От этой осведомленности Салима в ее делах Лязза даже рот раскрыла. Вместе с тем ей стало неловко оттого, что Салим упомянул о связи ее матери с Иезекилем.
– Ты сам знаешь, Салим, что мать моя чужеземка, а обычаи у чужеземцев не те, что у арабов. Однако ее любезность с Иезекилем, возможно, долго длиться не будет, – сказала она так, словно пытаясь внушить Салиму, что между матерью ее и Иезекилем лишь предосудительная любезность, – ведь дело здесь не в Иезекиле, причиной всему, что стряслось, мой отец, да смилостивится над ним Аллах.
– Не думай об этом, – отвечал Салим, – для всего найдется решение, если Аллах того пожелает. Главное сейчас – ты. Ты укаль головы нашей или ее корона. Твоя добрая слава дошла до нас и до всех твоих братьев, которые вышли из повиновения Иезекилю и румам. А то, что случилось, будь оно связано со слабостью твоего отца или с матерью, то случилось. Главное – как теперь выйти из тупика, куда деяния слабых загнали ныне живущих, как гарантировать будущее сынам нашего племени, чтобы жили они достойно и сами выбирали, по какому пути идти, чтобы давали власть над собой лишь своим братьям и избавились наконец от инородцев и тех, кто поставлен над нами против нашей воли. Главное – это ты, сестра моя. И мы славим Аллаха за то, что ты сберегла свою гордость и чистоту. Юноши нашего племени, и я среди их числа, хотели бы сделать тебя своей гордостью, если бы не боялись, что Иезекиль, проведав раньше времени, что все племя гордится тобой, обрушит на тебя свой гнев и ненависть. Скажу больше, среди многих из среднего поколения и даже среди угождающих Иезекилю шейхов найдутся такие, кто считает точно так же.
– Оставь шейхов племени, брат мой, – перебила его Лязза, – к тому, кто обветшал, молодость не вернется, того, кто сломался внутри, снаружи не починить. Кто вверил свою судьбу и благополучие чужеземцу, кого чужеземец облагодетельствовал, сделав шейхом, вряд ли уже будет противиться чужеземцу и с трудом станет доверять своим соплеменникам, вряд ли когда усомнится в своем благодетеле. Нельзя возводить ваше новое строение или делать то, что вы намерены сделать, надеясь опереться на кого-либо из шейхов, которые, как и их дети, посажены на шейхство румами и Иезекилем.
Салим слушал слова Ляззы, изумленный ее рассудительностью и проницательностью ума. Его поразило, насколько сердце девушки исполнено верой и насколько она убеждена в том, что борьба со сложившимся положением, к которой она толкала племя, необходима.
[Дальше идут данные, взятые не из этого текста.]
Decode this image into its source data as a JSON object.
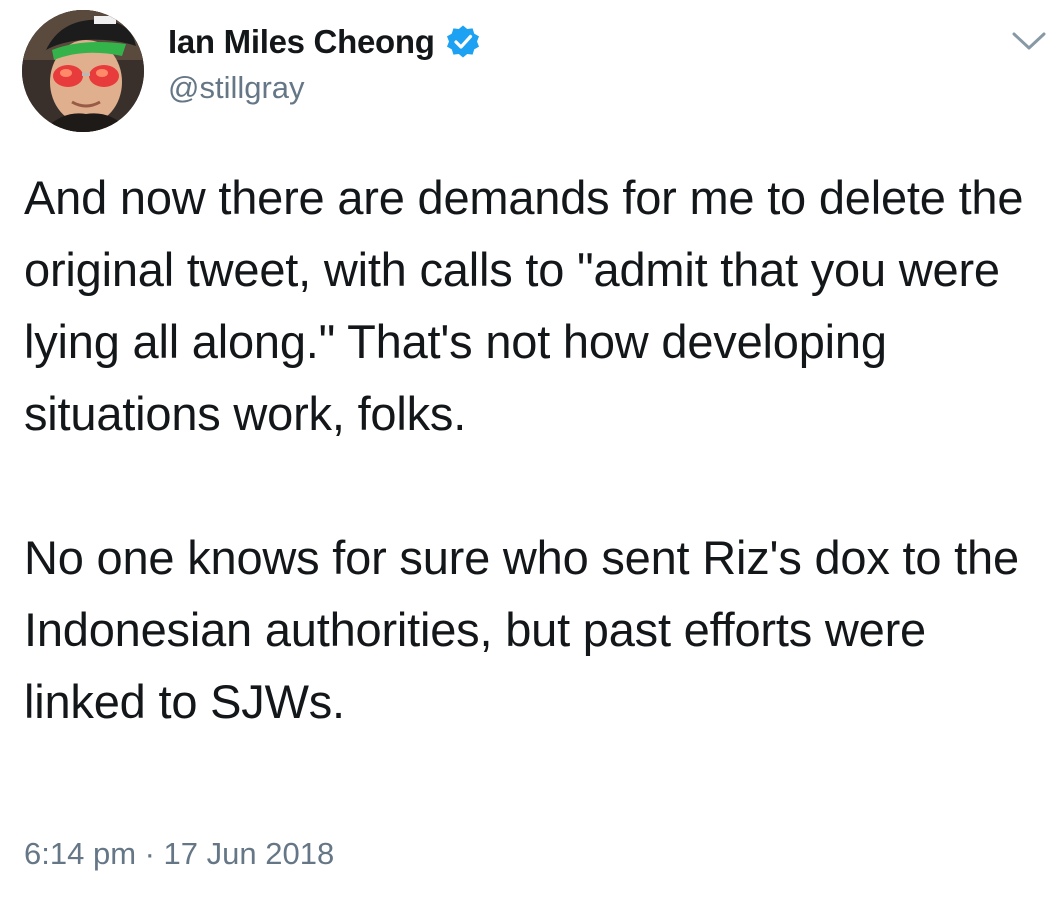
{
  "user": {
    "display_name": "Ian Miles Cheong",
    "handle": "@stillgray",
    "verified": true,
    "avatar_icon": "profile-photo-man-with-green-cap-and-red-sunglasses"
  },
  "menu": {
    "icon": "chevron-down-icon"
  },
  "tweet": {
    "paragraphs": [
      "And now there are demands for me to delete the original tweet, with calls to \"admit that you were lying all along.\" That's not how developing situations work, folks.",
      "No one knows for sure who sent Riz's dox to the Indonesian authorities, but past efforts were linked to SJWs."
    ],
    "timestamp": "6:14 pm · 17 Jun 2018"
  },
  "colors": {
    "text_primary": "#14171a",
    "text_secondary": "#657786",
    "verified_blue": "#1da1f2",
    "background": "#ffffff"
  }
}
– Отныне ты гордость наша, и имя твое не Лязза, а Нахва, с тех пор, как ты очистила свою душу и сердце и не пожелала бросаться в пропасть, в которую замыслил тебя столкнуть Иезекиль.
Эти слова прозвучали так, словно намерения Иезекиля были Салиму хорошо известны, тогда как Нахва была уверена, что никто, кроме матери и ее самой, о них не знает.